When I became a mom 10 years ago, I fell head-over-heels for childhood all over again, and fully expected to introduce my own kids to the princesses I grew up with. But when I looked at the vast majority of royal ladies (both animated and real), I saw them in a new light. For the first time, I truly noticed their creamy, pale skin, flowing long hair, and blue or green eyes.

That is, until 2009, when Princess Tiana made her way to the big screen with The Princess and the Frog. Finally, the world had a black-haired, brown-eyed, brown-skinned princess with her own interesting storyline and beautiful dresses to boot. Like many parents with kids of color, I bought every Princess Tiana item I could find: shirts, toys, books, you name it. And of course, we got the DVD to play at home on repeat.

Even when my girls were as young as 2, they would point out others — animated or real — who looked like them.

“She has big hair like me,” my oldest would smile, seeing a fellow store shopper who had an afro hairstyle.

“She’s brown!” my middle would pipe up cheerfully.

Wanting to feel like you belong is simply human nature. And my children, just like every human on this earth, want that, too. They want to see themselves reflected in positions of power and greatness — whether that’s on TV, in the Oval office, or on the royal throne.

I know that technically, Meghan Markle won’t actually become a princess on her wedding day (the Palace has already announced she’ll be known as the Duchess of Sussex), but honestly, we don’t care. Watching a bi-racial American woman marry a white British prince is a pretty big deal in my home. Their interracial and cross-cultural relationship mirrors our own multiracial family, and their union nudges society just a little bit closer to realizing that love is love.

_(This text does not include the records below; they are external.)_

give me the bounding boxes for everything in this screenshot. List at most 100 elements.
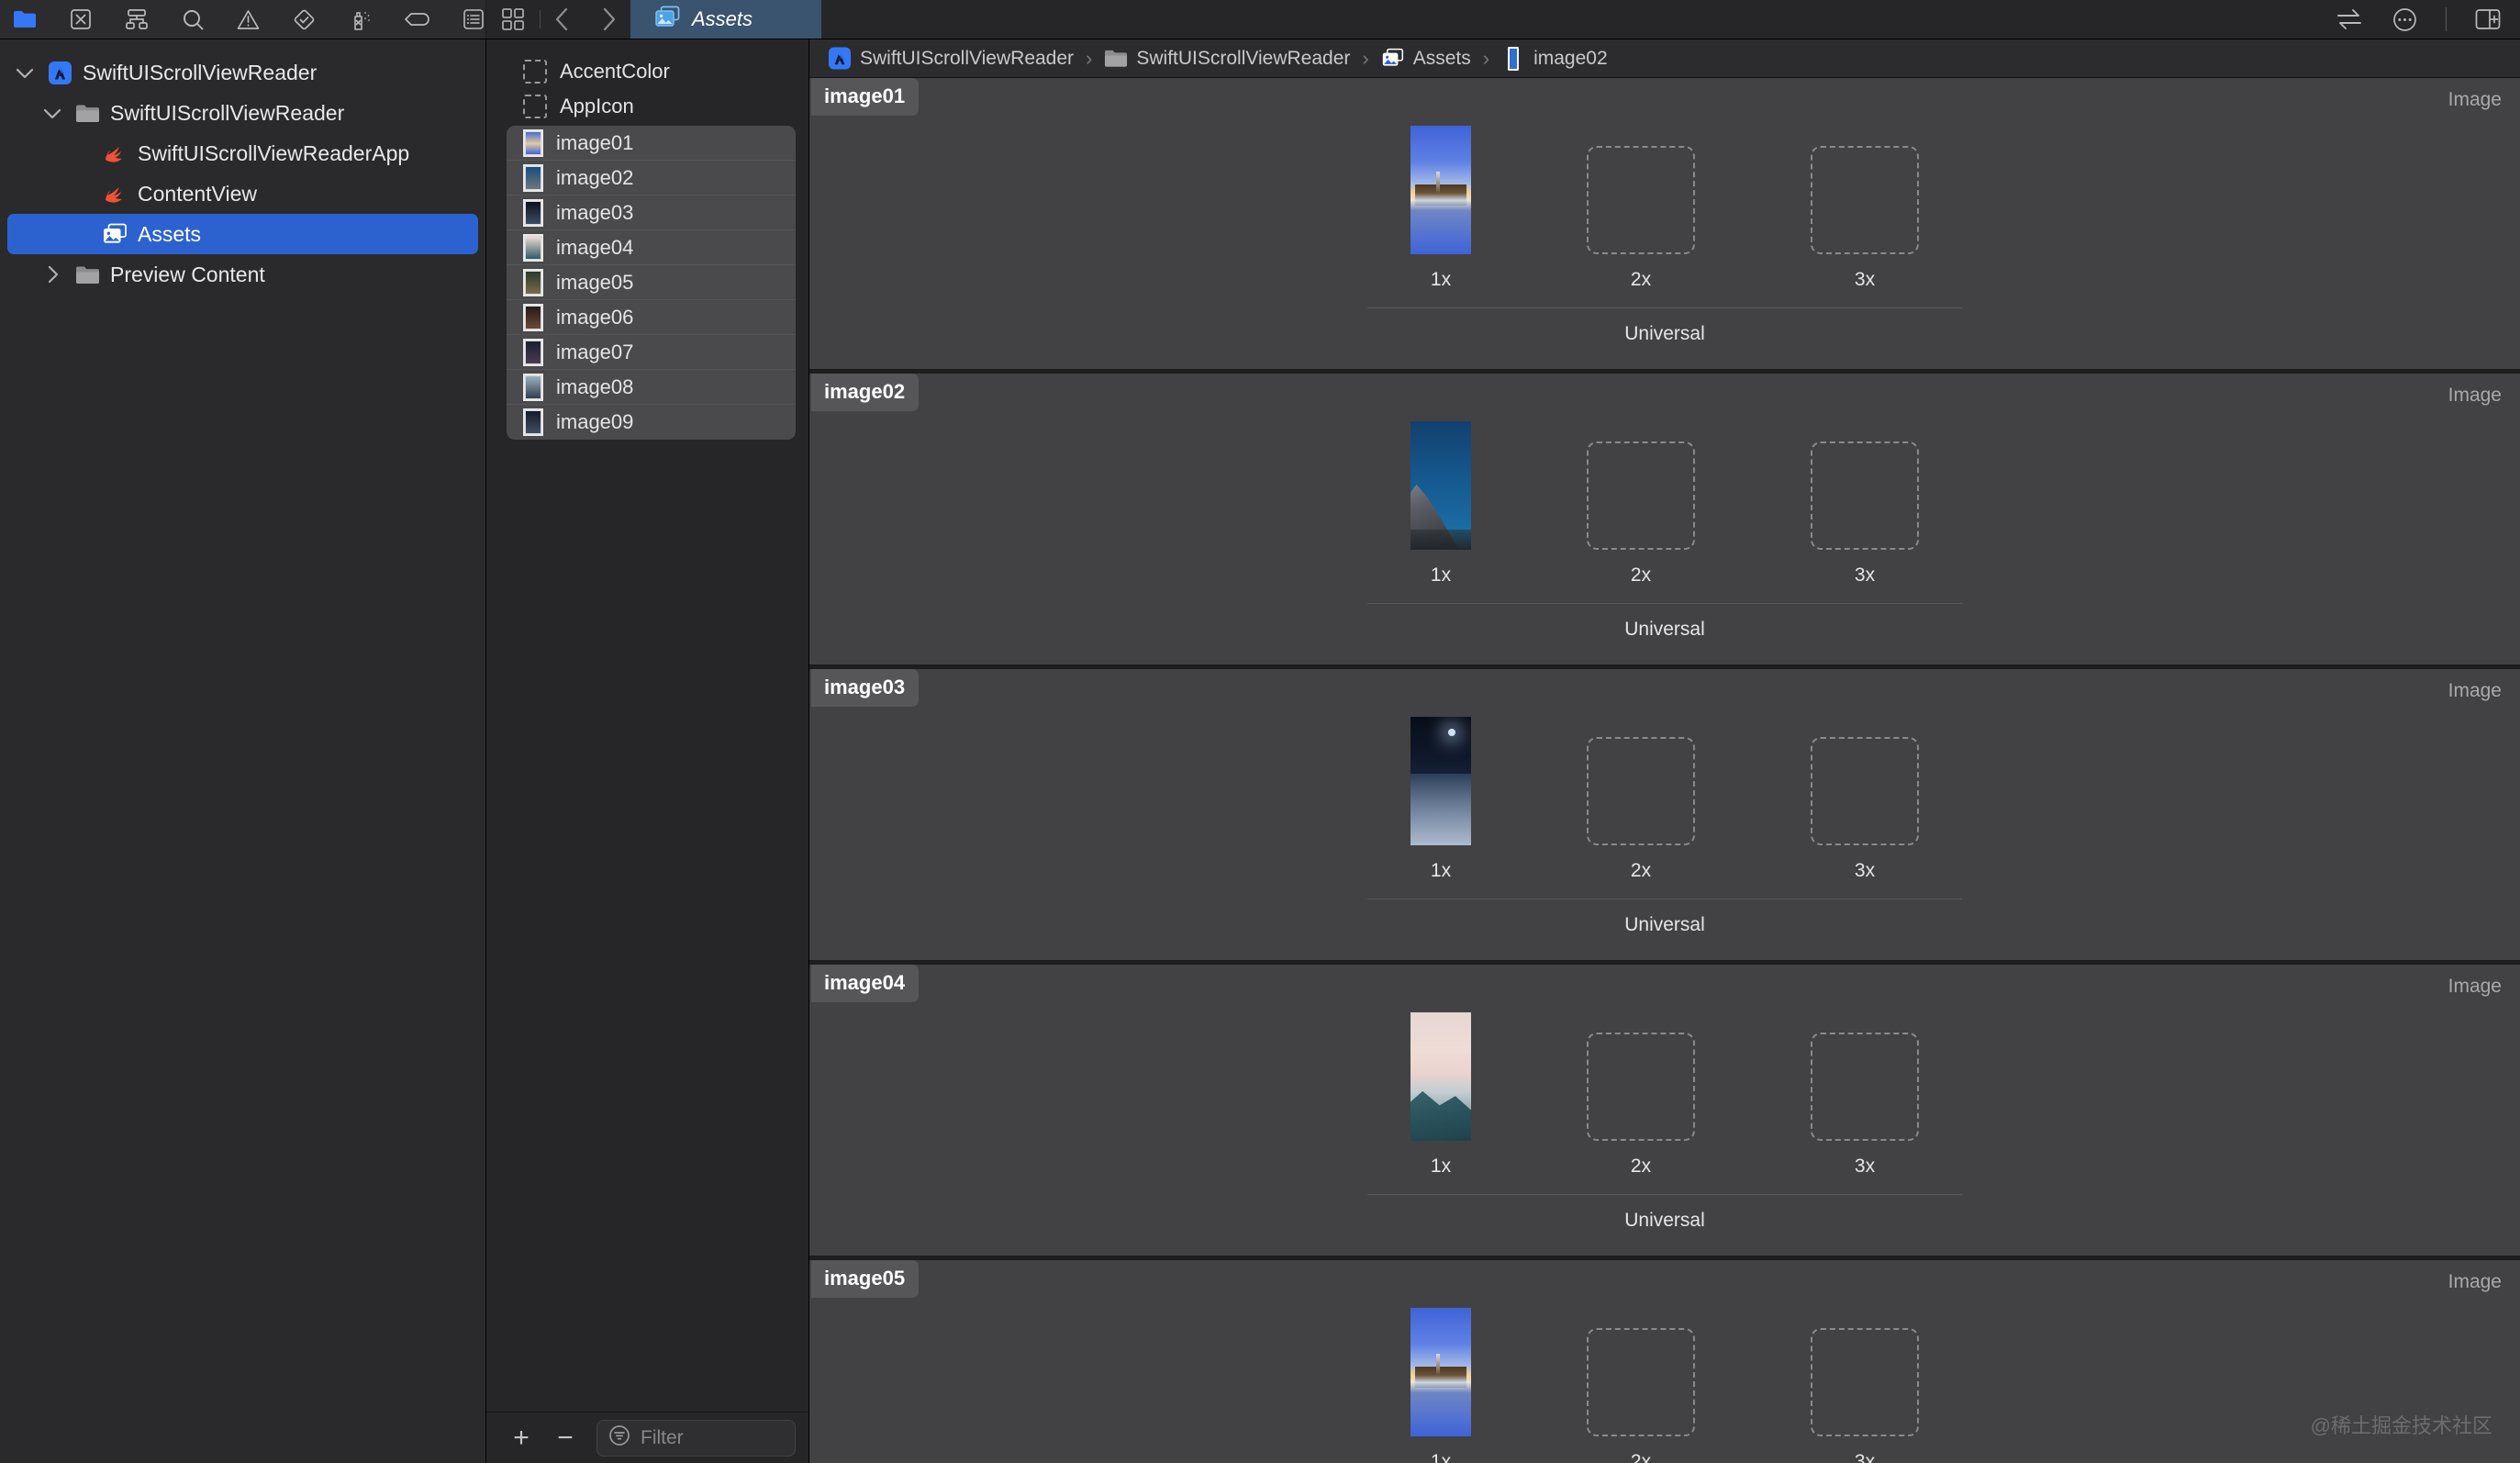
asset-list-item[interactable]: image09 <box>507 405 796 440</box>
filter-field[interactable]: Filter <box>597 1419 796 1457</box>
remove-asset-button[interactable]: − <box>543 1420 587 1457</box>
asset-list-item[interactable]: image06 <box>507 300 796 335</box>
breadcrumb: SwiftUIScrollViewReader › SwiftUIScrollVie… <box>809 39 2520 78</box>
inspector-toggle-icon[interactable] <box>2474 6 2502 33</box>
breadcrumb-item[interactable]: image02 <box>1501 45 1608 73</box>
sidebar-item-label: SwiftUIScrollViewReader <box>83 60 318 84</box>
asset-list-item[interactable]: image02 <box>507 161 796 195</box>
swap-arrows-icon[interactable] <box>2336 6 2363 33</box>
asset-card[interactable]: image01 Image 1x 2x 3x Universal <box>809 78 2520 370</box>
empty-slot-dropzone[interactable] <box>1811 1328 1919 1436</box>
scale-slot-2x[interactable]: 2x <box>1587 737 1695 882</box>
asset-card-header: image01 Image <box>809 78 2520 126</box>
scale-slot-row: 1x 2x 3x <box>1411 126 1919 291</box>
scale-slot-1x[interactable]: 1x <box>1411 126 1471 291</box>
empty-slot-dropzone[interactable] <box>1587 737 1695 845</box>
empty-slot-dropzone[interactable] <box>1811 737 1919 845</box>
asset-card-body: 1x 2x 3x Universal <box>809 1012 2520 1256</box>
asset-list-item[interactable]: image05 <box>507 265 796 300</box>
asset-type-label: Image <box>2448 89 2502 110</box>
sidebar-item-preview-content[interactable]: Preview Content <box>7 254 478 295</box>
scale-slot-3x[interactable]: 3x <box>1811 737 1919 882</box>
scale-label: 2x <box>1630 1156 1652 1177</box>
spray-debug-icon[interactable] <box>348 6 373 33</box>
asset-list-item[interactable]: AccentColor <box>486 54 808 89</box>
empty-slot-dropzone[interactable] <box>1811 146 1919 254</box>
asset-list-item[interactable]: image08 <box>507 370 796 405</box>
folder-icon[interactable] <box>13 6 38 33</box>
empty-slot-dropzone[interactable] <box>1587 1033 1695 1141</box>
asset-list[interactable]: AccentColor AppIcon image01 image02 image03 i… <box>486 39 808 1412</box>
breadcrumb-item[interactable]: SwiftUIScrollViewReader <box>828 45 1074 73</box>
add-asset-button[interactable]: + <box>499 1420 543 1457</box>
sidebar-item-contentview[interactable]: ContentView <box>7 173 478 214</box>
asset-list-item-label: image03 <box>556 200 634 224</box>
empty-slot-dropzone[interactable] <box>1811 1033 1919 1141</box>
scale-slot-1x[interactable]: 1x <box>1411 421 1471 586</box>
sidebar-item-swiftuiscrollviewreader[interactable]: SwiftUIScrollViewReader <box>7 52 478 93</box>
asset-type-label: Image <box>2448 1271 2502 1292</box>
breadcrumb-label: Assets <box>1412 47 1471 69</box>
asset-list-item[interactable]: image07 <box>507 335 796 370</box>
asset-list-item[interactable]: image04 <box>507 230 796 265</box>
warning-triangle-icon[interactable] <box>236 6 261 33</box>
scale-slot-2x[interactable]: 2x <box>1587 1033 1695 1178</box>
scale-slot-2x[interactable]: 2x <box>1587 1328 1695 1463</box>
scale-label: 1x <box>1430 1451 1452 1463</box>
asset-card-body: 1x 2x 3x Universal <box>809 717 2520 960</box>
sidebar-item-label: ContentView <box>138 181 257 206</box>
chevron-down-icon[interactable] <box>13 67 37 79</box>
search-icon[interactable] <box>181 6 206 33</box>
asset-card[interactable]: image02 Image 1x 2x 3x Universal <box>809 374 2520 665</box>
sidebar-item-swiftuiscrollviewreader[interactable]: SwiftUIScrollViewReader <box>7 93 478 133</box>
scale-slot-row: 1x 2x 3x <box>1411 421 1919 586</box>
source-control-icon[interactable] <box>69 6 94 33</box>
scale-slot-1x[interactable]: 1x <box>1411 717 1471 882</box>
scale-slot-1x[interactable]: 1x <box>1411 1012 1471 1178</box>
scale-slot-2x[interactable]: 2x <box>1587 441 1695 586</box>
assets-catalog-icon <box>1381 45 1405 73</box>
asset-image-preview <box>1411 1012 1471 1141</box>
empty-slot-dropzone[interactable] <box>1811 441 1919 550</box>
tag-breakpoint-icon[interactable] <box>404 6 429 33</box>
scale-slot-3x[interactable]: 3x <box>1811 1328 1919 1463</box>
sidebar-item-label: Preview Content <box>110 262 265 286</box>
forward-icon[interactable] <box>596 6 623 33</box>
scale-label: 2x <box>1630 860 1652 881</box>
scale-slot-3x[interactable]: 3x <box>1811 146 1919 291</box>
asset-canvas[interactable]: image01 Image 1x 2x 3x Universal image02 Image 1… <box>809 78 2520 1463</box>
asset-card[interactable]: image05Image1x2x3xUniversal <box>809 1260 2520 1463</box>
asset-card[interactable]: image04 Image 1x 2x 3x Universal <box>809 965 2520 1256</box>
back-icon[interactable] <box>548 6 575 33</box>
tab-assets[interactable]: Assets <box>630 0 821 39</box>
scale-slot-2x[interactable]: 2x <box>1587 146 1695 291</box>
xcode-window: Assets SwiftUIScrollViewReader SwiftUIScr… <box>0 0 2520 1463</box>
empty-slot-dropzone[interactable] <box>1587 441 1695 550</box>
more-options-icon[interactable] <box>2391 6 2418 33</box>
hierarchy-icon[interactable] <box>125 6 150 33</box>
chevron-right-icon[interactable] <box>40 265 64 284</box>
asset-list-item[interactable]: AppIcon <box>486 89 808 124</box>
chevron-down-icon[interactable] <box>40 107 64 119</box>
sidebar-item-swiftuiscrollviewreaderapp[interactable]: SwiftUIScrollViewReaderApp <box>7 133 478 173</box>
empty-slot-dropzone[interactable] <box>1587 1328 1695 1436</box>
grid-icon[interactable] <box>486 0 540 39</box>
universal-label: Universal <box>1624 914 1705 935</box>
sidebar-item-assets[interactable]: Assets <box>7 214 478 254</box>
breadcrumb-separator: › <box>1086 46 1093 70</box>
asset-name-badge: image05 <box>811 1260 920 1298</box>
editor-toolbar: Assets <box>486 0 2520 39</box>
diamond-check-icon[interactable] <box>292 6 317 33</box>
scale-slot-3x[interactable]: 3x <box>1811 1033 1919 1178</box>
asset-card[interactable]: image03 Image 1x 2x 3x Universal <box>809 669 2520 961</box>
scale-slot-3x[interactable]: 3x <box>1811 441 1919 586</box>
asset-name-badge: image04 <box>811 965 920 1002</box>
scale-slot-1x[interactable]: 1x <box>1411 1308 1471 1463</box>
asset-list-item[interactable]: image01 <box>507 126 796 161</box>
breadcrumb-item[interactable]: Assets <box>1381 45 1471 73</box>
placeholder-swatch-icon <box>523 95 547 118</box>
reports-list-icon[interactable] <box>461 6 485 33</box>
asset-list-item[interactable]: image03 <box>507 195 796 230</box>
empty-slot-dropzone[interactable] <box>1587 146 1695 254</box>
breadcrumb-item[interactable]: SwiftUIScrollViewReader <box>1104 45 1350 73</box>
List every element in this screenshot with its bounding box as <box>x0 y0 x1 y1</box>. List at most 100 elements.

While we dined on tea and scones this morning (oh yes, we did!), we also watched on the edge of our seats as Meghan walked down the aisle toward Harry, who gazed at her adoringly. Our ears perked up when The Kingdom Choir sang its moving rendition of “Stand By Me” and cellist Sheku Kanneh-Mason strummed along. We saw famous faces throughout the church — faces that looked like ours! — including Serena Williams and Oprah Winfrey. And when the royal couple kissed on the front steps of St. George’s Chapel, before a crowd of thousands and millions more on TV, we couldn’t peel our eyes away.

Rachel Garlinghouse's young daughter watches the royal wedding while eating a scone and drinking milk from a tea cup.
Image Source: Rachel Garlinghouse

But one of the most captivating moments came as the Bishop Michael Bruce Curry, who was invited to speak by Markle herself, delivered an impassioned sermon that encouraged attendees to “Love God, love your neighbors, and while you’re at it, love yourself.” Curry also quoted Dr. Martin Luther King when he said, “We must discover the power of love, the power, the redemptive power of love. And when we discover that we will be able to make of this old world a new world.”

For my kids, it truly was just as spectacular as watching a brand-new princess movie for the very first time.

Watching the enamored gazes on my four children’s faces, I felt a sense of gratitude and joy all at once. Because we weren’t just watching an incredible moment in history play out on our TV. This wedding wasn’t just another “tale as old as time.” It was a glimpse into a hopeful future where diversity is not just normalized, but celebrated.

And that’s a future I can’t wait for my children to have.